For advanced hepatoma that has spread to blood vessels or other parts of the body, systemic therapies are the primary treatment. These drugs travel through the bloodstream to reach cancer cells anywhere in the body. Targeted therapy drugs disrupt specific pathways that allow cancer cells to grow, while immunotherapy harnesses the body’s immune system to attack the cancer.

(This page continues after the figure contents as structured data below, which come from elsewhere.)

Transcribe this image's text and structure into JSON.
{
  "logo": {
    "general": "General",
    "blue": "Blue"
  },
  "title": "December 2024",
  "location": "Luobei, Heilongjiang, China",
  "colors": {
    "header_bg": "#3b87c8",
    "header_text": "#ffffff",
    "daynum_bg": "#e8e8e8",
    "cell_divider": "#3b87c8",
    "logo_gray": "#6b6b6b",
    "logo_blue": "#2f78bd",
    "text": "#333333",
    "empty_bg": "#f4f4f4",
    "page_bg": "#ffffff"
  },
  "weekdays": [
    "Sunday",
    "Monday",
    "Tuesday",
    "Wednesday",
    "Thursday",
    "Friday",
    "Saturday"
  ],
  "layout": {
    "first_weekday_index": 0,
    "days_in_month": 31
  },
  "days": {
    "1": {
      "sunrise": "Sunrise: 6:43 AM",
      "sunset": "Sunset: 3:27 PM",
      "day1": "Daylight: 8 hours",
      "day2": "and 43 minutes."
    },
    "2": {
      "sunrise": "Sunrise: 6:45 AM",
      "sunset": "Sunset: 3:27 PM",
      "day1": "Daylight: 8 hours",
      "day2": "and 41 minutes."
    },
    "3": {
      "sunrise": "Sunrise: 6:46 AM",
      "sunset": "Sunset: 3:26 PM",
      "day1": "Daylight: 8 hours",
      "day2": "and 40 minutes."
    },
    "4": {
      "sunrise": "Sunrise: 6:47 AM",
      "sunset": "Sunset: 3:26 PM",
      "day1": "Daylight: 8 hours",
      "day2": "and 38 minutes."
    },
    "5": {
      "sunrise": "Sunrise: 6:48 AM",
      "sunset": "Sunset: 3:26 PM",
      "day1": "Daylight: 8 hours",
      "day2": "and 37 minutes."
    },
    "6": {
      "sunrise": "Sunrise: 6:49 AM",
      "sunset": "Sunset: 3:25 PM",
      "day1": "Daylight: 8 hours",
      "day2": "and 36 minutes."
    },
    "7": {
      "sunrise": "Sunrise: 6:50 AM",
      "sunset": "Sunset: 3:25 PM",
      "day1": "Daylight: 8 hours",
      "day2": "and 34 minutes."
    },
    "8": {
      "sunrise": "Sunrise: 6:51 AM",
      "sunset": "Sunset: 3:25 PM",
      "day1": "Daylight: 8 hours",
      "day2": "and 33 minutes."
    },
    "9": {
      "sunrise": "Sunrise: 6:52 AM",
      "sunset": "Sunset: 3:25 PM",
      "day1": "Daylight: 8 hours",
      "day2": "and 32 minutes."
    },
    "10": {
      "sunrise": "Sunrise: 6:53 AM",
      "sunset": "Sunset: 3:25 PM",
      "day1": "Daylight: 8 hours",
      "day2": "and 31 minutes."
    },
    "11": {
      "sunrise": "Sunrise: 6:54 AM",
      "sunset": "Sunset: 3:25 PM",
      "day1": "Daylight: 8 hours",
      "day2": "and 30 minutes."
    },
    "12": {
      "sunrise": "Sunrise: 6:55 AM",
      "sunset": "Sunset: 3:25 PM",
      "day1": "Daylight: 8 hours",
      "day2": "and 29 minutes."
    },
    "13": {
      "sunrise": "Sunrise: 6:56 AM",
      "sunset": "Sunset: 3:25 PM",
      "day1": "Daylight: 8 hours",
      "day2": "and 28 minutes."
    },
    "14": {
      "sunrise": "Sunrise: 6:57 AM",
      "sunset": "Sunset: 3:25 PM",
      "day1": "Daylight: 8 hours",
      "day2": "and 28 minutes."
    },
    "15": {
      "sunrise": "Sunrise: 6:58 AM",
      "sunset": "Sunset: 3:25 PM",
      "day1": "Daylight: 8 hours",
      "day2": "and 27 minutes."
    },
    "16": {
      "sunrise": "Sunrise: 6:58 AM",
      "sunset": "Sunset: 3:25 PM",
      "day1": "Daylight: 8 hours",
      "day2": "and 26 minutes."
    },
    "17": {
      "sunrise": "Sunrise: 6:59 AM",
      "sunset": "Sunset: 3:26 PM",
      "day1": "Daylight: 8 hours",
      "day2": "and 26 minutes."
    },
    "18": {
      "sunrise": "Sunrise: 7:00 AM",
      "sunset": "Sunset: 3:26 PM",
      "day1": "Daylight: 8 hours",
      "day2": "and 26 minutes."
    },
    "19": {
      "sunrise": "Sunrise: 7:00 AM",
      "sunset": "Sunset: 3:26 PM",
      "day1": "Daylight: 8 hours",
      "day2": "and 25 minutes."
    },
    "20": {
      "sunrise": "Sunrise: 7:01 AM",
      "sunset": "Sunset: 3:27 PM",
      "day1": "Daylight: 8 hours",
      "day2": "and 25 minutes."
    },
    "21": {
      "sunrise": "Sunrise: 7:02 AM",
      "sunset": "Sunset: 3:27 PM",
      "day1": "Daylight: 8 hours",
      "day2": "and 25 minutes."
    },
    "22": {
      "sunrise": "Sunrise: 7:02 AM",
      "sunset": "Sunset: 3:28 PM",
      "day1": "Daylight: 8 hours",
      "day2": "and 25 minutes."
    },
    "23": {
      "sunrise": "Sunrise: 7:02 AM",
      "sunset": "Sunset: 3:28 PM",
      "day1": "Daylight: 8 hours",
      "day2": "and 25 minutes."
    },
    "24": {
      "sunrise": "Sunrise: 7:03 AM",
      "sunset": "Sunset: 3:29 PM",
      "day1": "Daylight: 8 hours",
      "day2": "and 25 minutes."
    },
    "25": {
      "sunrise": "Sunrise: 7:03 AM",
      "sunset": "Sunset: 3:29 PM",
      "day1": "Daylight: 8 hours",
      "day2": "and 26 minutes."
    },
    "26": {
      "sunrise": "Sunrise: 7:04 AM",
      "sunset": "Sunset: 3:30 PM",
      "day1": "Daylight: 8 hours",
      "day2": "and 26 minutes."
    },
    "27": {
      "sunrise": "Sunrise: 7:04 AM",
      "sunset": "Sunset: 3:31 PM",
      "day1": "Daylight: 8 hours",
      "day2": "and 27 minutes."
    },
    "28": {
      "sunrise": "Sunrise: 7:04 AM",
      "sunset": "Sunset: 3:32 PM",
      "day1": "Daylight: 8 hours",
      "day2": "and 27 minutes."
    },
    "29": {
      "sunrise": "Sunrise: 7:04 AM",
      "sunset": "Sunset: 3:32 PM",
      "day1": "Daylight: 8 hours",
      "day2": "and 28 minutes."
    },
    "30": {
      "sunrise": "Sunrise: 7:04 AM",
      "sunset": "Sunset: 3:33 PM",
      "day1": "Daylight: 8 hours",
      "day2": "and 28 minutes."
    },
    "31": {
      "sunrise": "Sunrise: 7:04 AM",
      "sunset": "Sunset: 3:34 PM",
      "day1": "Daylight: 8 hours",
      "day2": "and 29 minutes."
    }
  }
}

Prognosis and Long-Term Management
The prognosis for hepatoma depends on the stage at detection and the patient’s underlying liver health. Early detection improves the outlook because it allows for curative treatments like surgery or transplantation. Patients with well-preserved liver function have a better prognosis and can tolerate more aggressive therapies.
After treatment, long-term management focuses on surveillance for cancer recurrence. Hepatoma has a high recurrence rate, either from the original tumor or a new one developing in the damaged liver. Patients undergo regular follow-up with imaging scans (CT or MRI) and blood tests to monitor AFP levels, allowing for early detection of new tumors.
Managing the underlying chronic liver disease is a fundamental part of long-term care. This involves continuing antiviral therapy for viral hepatitis or making lifestyle changes for alcohol-related disease or NAFLD. These steps help preserve remaining liver function and reduce the risk of future cancer.